Hard to debug: Binary format means no curl. Need grpcurl or Postman gRPC support.
grpcurl -plaintext -d '{"id":"123"}' \
localhost:50051 user.UserService/GetUser
Schema changes need care: Reusing field numbers corrupts data.
// WRONG — reusing field number 2
message User {
string id = 1;
// name was field 2, deleted
string email = 2; // DO NOT do this
}
// RIGHT — reserve the old field number
message User {
string id = 1;
reserved 2;
string email = 3;
}
| Dimension | REST | GraphQL | gRPC |
|---|---|---|---|
| Wire format | JSON/XML | JSON | Protobuf (binary) |
| Protocol | HTTP/1.1 | HTTP/1.1 | HTTP/2 |
| Browser support | Native | Native | Needs grpc-web |
| Caching | HTTP cache native | Manual | None |
| Type safety | None (OpenAPI helps) | Schema types | Proto types |
| Learning curve | Low | Medium | High |
| Over-fetching | Yes | No | No |
| Streaming | Limited (SSE) | Subscriptions | Native |
| Performance | Medium | Medium | High |
| Ecosystem maturity | Very mature | Mature | Growing |
| Primary use case | Public APIs | Complex data fetch | Internal services |
Stripe, GitHub, Twitter APIs → all REST
Reason: developer friendliness, easy documentation, caching
GitHub GraphQL API, Shopify → GraphQL
Reason: partners have varying data requirements
Google internal services, Netflix internal comms → gRPC
Reason: performance, type safety, multi-language support
In practice, most mature services use a mix.
Architecture:
External clients (mobile/web)
↓ REST or GraphQL
API Gateway / BFF
↓ gRPC
┌──────────────────────────────┐
│ User Service Payment Svc │
│ (gRPC) (gRPC) │
└──────────────────────────────┘
BFF (Backend For Frontend) pattern: REST or GraphQL for clients, gRPC between internal services.

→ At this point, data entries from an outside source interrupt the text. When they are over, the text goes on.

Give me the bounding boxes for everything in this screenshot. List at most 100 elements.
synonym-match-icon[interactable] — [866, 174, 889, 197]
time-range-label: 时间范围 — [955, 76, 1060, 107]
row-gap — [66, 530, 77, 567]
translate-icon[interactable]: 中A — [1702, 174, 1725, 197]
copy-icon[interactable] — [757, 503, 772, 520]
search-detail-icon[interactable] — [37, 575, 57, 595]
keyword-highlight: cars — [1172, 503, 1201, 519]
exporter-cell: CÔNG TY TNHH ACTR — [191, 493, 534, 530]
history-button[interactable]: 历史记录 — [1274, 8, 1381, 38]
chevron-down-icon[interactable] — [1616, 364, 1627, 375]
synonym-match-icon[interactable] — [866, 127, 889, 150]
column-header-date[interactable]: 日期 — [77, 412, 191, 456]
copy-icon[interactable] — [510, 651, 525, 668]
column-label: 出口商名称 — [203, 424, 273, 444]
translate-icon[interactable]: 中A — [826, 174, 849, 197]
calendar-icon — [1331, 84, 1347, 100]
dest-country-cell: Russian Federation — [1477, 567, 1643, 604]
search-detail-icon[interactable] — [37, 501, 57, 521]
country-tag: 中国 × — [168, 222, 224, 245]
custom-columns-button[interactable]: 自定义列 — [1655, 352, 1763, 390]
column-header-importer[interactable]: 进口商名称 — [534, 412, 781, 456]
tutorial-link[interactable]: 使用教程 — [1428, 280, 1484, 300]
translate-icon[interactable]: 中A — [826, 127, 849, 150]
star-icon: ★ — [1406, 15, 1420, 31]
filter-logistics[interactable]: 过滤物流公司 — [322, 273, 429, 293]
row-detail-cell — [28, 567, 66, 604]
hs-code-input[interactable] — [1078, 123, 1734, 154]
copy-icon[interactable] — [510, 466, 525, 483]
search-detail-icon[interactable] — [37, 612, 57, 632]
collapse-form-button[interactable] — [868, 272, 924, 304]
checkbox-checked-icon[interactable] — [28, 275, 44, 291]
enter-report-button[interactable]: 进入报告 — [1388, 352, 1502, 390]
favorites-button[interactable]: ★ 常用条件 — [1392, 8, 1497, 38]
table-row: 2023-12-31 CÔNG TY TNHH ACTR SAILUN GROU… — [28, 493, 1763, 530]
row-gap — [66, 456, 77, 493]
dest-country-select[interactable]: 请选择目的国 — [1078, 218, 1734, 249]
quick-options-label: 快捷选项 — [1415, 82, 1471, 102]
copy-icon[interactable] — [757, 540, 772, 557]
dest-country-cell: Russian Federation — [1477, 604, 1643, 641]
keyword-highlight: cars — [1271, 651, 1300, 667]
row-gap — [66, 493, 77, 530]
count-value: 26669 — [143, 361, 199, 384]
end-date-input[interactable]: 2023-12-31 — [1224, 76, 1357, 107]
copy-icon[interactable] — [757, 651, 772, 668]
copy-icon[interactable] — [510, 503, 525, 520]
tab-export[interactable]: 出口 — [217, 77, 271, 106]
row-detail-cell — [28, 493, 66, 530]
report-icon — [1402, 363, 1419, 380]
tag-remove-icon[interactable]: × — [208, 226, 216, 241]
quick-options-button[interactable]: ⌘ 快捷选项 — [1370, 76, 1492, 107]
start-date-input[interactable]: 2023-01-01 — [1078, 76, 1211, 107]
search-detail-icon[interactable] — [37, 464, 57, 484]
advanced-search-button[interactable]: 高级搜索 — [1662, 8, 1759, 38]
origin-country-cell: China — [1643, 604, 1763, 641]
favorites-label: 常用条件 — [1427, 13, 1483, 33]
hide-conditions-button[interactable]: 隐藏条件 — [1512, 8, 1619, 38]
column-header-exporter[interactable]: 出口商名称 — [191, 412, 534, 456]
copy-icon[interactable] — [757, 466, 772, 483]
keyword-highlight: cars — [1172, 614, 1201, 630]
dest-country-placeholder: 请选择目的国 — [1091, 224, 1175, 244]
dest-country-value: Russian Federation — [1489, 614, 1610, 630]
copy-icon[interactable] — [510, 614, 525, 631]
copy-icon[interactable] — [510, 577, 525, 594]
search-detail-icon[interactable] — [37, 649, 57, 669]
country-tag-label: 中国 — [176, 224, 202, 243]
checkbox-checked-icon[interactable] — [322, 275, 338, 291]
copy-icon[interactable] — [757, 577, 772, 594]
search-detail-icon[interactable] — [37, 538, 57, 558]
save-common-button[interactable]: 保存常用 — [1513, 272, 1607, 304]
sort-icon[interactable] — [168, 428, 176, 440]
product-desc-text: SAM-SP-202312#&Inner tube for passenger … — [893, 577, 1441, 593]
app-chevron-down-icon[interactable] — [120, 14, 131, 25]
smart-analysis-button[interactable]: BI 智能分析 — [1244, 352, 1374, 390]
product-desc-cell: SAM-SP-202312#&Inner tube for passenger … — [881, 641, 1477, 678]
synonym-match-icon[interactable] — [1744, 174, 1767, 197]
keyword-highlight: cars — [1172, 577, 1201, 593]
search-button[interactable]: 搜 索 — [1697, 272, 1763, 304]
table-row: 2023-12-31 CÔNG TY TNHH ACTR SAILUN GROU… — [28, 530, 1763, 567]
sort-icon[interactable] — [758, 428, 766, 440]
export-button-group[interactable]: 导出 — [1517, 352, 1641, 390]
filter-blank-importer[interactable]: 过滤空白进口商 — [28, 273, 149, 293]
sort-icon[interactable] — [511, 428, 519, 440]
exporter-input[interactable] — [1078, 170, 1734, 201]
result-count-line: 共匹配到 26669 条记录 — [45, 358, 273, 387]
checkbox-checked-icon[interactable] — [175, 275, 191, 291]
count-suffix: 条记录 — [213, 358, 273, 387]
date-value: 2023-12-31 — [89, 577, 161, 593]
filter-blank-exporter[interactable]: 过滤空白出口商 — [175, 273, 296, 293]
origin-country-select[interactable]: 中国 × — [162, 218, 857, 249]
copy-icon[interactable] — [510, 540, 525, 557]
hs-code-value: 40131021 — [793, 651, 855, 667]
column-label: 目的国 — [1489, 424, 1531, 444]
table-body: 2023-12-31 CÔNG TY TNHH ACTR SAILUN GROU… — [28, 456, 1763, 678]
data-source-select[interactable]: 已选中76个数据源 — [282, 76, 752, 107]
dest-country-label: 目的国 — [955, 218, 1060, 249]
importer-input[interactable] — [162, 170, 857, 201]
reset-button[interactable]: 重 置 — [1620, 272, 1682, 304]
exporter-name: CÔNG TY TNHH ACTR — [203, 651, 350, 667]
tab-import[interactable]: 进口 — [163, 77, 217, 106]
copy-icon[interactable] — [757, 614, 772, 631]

// BFF layer: GraphQL → gRPC translation
const resolvers = {
Query: {
user: async (_, { id }) => {
return await grpcUserClient.getUser({ id });
},
},
};
"Which one is best?" is the wrong question. The right question is "what fits this situation?"
Combining all three is completely valid — and it's what most mature engineering orgs actually do.